No.  We definitely don't want to lock a local system resource for some
random web service that may potentially fail to release the lock.

- Ryosuke


Re: copy events and content from server

2011-05-03 Thread Paul Libbrecht
Ryosuke,

Le 3 mai 2011 à 21:15, Ryosuke Niwa a écrit :
 Would it be thinkable to *lock* the copy event until either a timeout occurs 
 or an unlock is called?
 No.  We definitely don't want to lock a local system resource for some random 
 web service that may potentially fail to release the lock.


I am not sure I made this clear.
The intent is to let javascript operate a lock.

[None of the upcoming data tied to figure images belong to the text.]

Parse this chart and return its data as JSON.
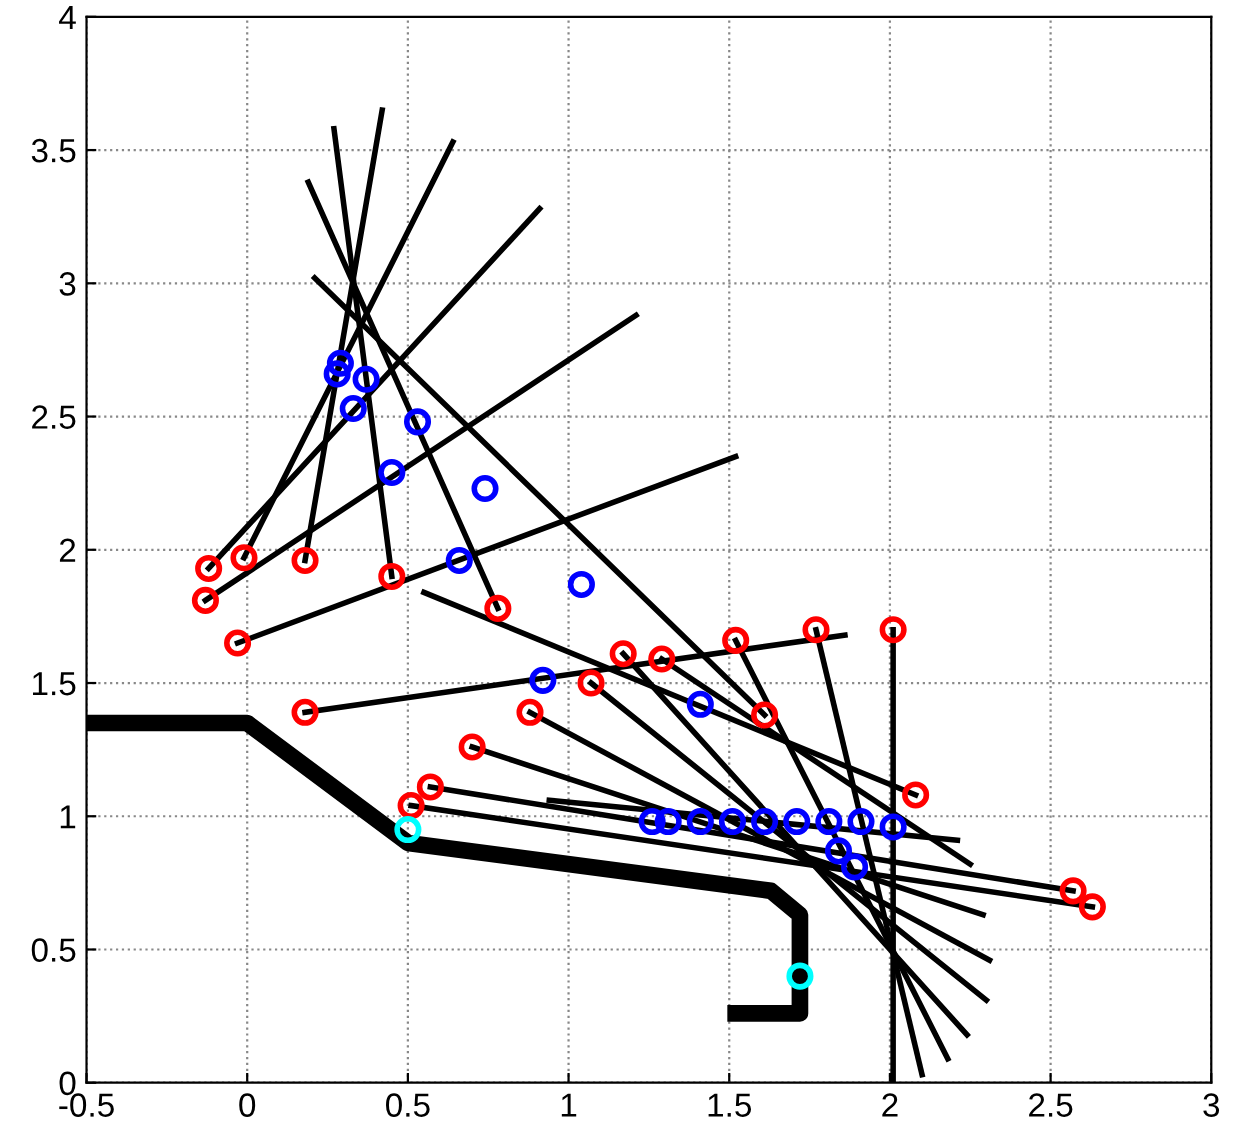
{
  "chart_data": {
    "type": "line",
    "xlim": [
      -0.5,
      3
    ],
    "ylim": [
      0,
      4
    ],
    "xticks": [
      -0.5,
      0,
      0.5,
      1,
      1.5,
      2,
      2.5,
      3
    ],
    "yticks": [
      0,
      0.5,
      1,
      1.5,
      2,
      2.5,
      3,
      3.5,
      4
    ],
    "grid": true,
    "legend": false,
    "series": [
      {
        "color": "#000000",
        "marker": "none",
        "x": [
          -0.5,
          0,
          0.5,
          1.63,
          1.72,
          1.72,
          1.52
        ],
        "values": [
          1.35,
          1.35,
          0.9,
          0.72,
          0.63,
          0.26,
          0.26
        ]
      },
      {
        "type": "line",
        "color": "#000000",
        "marker": "none",
        "x": [
          -0.12,
          0.91
        ],
        "values": [
          1.93,
          3.28
        ]
      },
      {
        "type": "line",
        "color": "#000000",
        "marker": "none",
        "x": [
          -0.01,
          0.64
        ],
        "values": [
          1.97,
          3.53
        ]
      },
      {
        "type": "line",
        "color": "#000000",
        "marker": "none",
        "x": [
          0.18,
          0.42
        ],
        "values": [
          1.96,
          3.65
        ]
      },
      {
        "type": "line",
        "color": "#000000",
        "marker": "none",
        "x": [
          0.45,
          0.27
        ],
        "values": [
          1.9,
          3.58
        ]
      },
      {
        "type": "line",
        "color": "#000000",
        "marker": "none",
        "x": [
          -0.13,
          1.21
        ],
        "values": [
          1.81,
          2.88
        ]
      },
      {
        "type": "line",
        "color": "#000000",
        "marker": "none",
        "x": [
          -0.03,
          1.52
        ],
        "values": [
          1.65,
          2.35
        ]
      },
      {
        "type": "line",
        "color": "#000000",
        "marker": "none",
        "x": [
          0.78,
          0.19
        ],
        "values": [
          1.78,
          3.38
        ]
      },
      {
        "type": "line",
        "color": "#000000",
        "marker": "none",
        "x": [
          0.21,
          1.61
        ],
        "values": [
          3.02,
          1.38
        ]
      },
      {
        "type": "line",
        "color": "#000000",
        "marker": "none",
        "x": [
          0.55,
          2.08
        ],
        "values": [
          1.84,
          1.08
        ]
      },
      {
        "type": "line",
        "color": "#000000",
        "marker": "none",
        "x": [
          0.18,
          1.86
        ],
        "values": [
          1.39,
          1.68
        ]
      },
      {
        "type": "line",
        "color": "#000000",
        "marker": "none",
        "x": [
          2.01,
          2.01
        ],
        "values": [
          1.7,
          0
        ]
      },
      {
        "type": "line",
        "color": "#000000",
        "marker": "none",
        "x": [
          1.77,
          2.1
        ],
        "values": [
          1.7,
          0.03
        ]
      },
      {
        "type": "line",
        "color": "#000000",
        "marker": "none",
        "x": [
          1.52,
          2.18
        ],
        "values": [
          1.66,
          0.09
        ]
      },
      {
        "type": "line",
        "color": "#000000",
        "marker": "none",
        "x": [
          1.17,
          2.24
        ],
        "values": [
          1.61,
          0.18
        ]
      },
      {
        "type": "line",
        "color": "#000000",
        "marker": "none",
        "x": [
          1.07,
          2.3
        ],
        "values": [
          1.5,
          0.31
        ]
      },
      {
        "type": "line",
        "color": "#000000",
        "marker": "none",
        "x": [
          0.88,
          2.31
        ],
        "values": [
          1.39,
          0.46
        ]
      },
      {
        "type": "line",
        "color": "#000000",
        "marker": "none",
        "x": [
          0.7,
          2.29
        ],
        "values": [
          1.26,
          0.63
        ]
      },
      {
        "type": "line",
        "color": "#000000",
        "marker": "none",
        "x": [
          0.57,
          2.57
        ],
        "values": [
          1.11,
          0.72
        ]
      },
      {
        "type": "line",
        "color": "#000000",
        "marker": "none",
        "x": [
          0.51,
          2.63
        ],
        "values": [
          1.04,
          0.66
        ]
      },
      {
        "type": "line",
        "color": "#000000",
        "marker": "none",
        "x": [
          0.94,
          2.21
        ],
        "values": [
          1.06,
          0.91
        ]
      },
      {
        "type": "line",
        "color": "#000000",
        "marker": "none",
        "x": [
          1.29,
          2.25
        ],
        "values": [
          1.59,
          0.82
        ]
      },
      {
        "type": "scatter",
        "color": "#ff0000",
        "marker": "circle",
        "x": [
          -0.12,
          -0.01,
          0.18,
          0.45,
          -0.13,
          -0.03,
          0.78,
          1.61,
          2.08,
          0.18,
          1.29,
          2.01,
          1.77,
          1.52,
          1.17,
          1.07,
          0.88,
          0.7,
          0.57,
          0.51,
          2.57,
          2.63
        ],
        "values": [
          1.93,
          1.97,
          1.96,
          1.9,
          1.81,
          1.65,
          1.78,
          1.38,
          1.08,
          1.39,
          1.59,
          1.7,
          1.7,
          1.66,
          1.61,
          1.5,
          1.39,
          1.26,
          1.11,
          1.04,
          0.72,
          0.66
        ]
      },
      {
        "type": "scatter",
        "color": "#0000ff",
        "marker": "circle",
        "x": [
          0.29,
          0.28,
          0.37,
          0.33,
          0.53,
          0.45,
          0.74,
          0.66,
          1.04,
          0.92,
          1.41,
          1.26,
          1.31,
          1.41,
          1.51,
          1.61,
          1.71,
          1.81,
          1.91,
          2.01,
          1.84,
          1.89
        ],
        "values": [
          2.7,
          2.66,
          2.64,
          2.53,
          2.48,
          2.29,
          2.23,
          1.96,
          1.87,
          1.51,
          1.42,
          0.98,
          0.98,
          0.98,
          0.98,
          0.98,
          0.98,
          0.98,
          0.98,
          0.96,
          0.87,
          0.81
        ]
      },
      {
        "type": "scatter",
        "color": "#00ffff",
        "marker": "circle",
        "x": [
          0.5,
          1.72
        ],
        "values": [
          0.95,
          0.4
        ]
      }
    ]
  }
}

Locking the system resource? Who spoke about that?
That'd lock maybe some of the continuation of a script in that page... nothing 
else. 
It could start to operate on the clipboard only after the unlock has occurred 
(or a focus-lost has happened which would have declared that the copy operation 
is aborted).

The random web-service in question is the web-server the user is currently 
using which could have delivered the information in question before, just did 
not because it did not know which information the user intended to copy!

If you look at desktop apps, there are many apps that do very rich copy 
operations and these take time with a modal dialog sometimes displayed.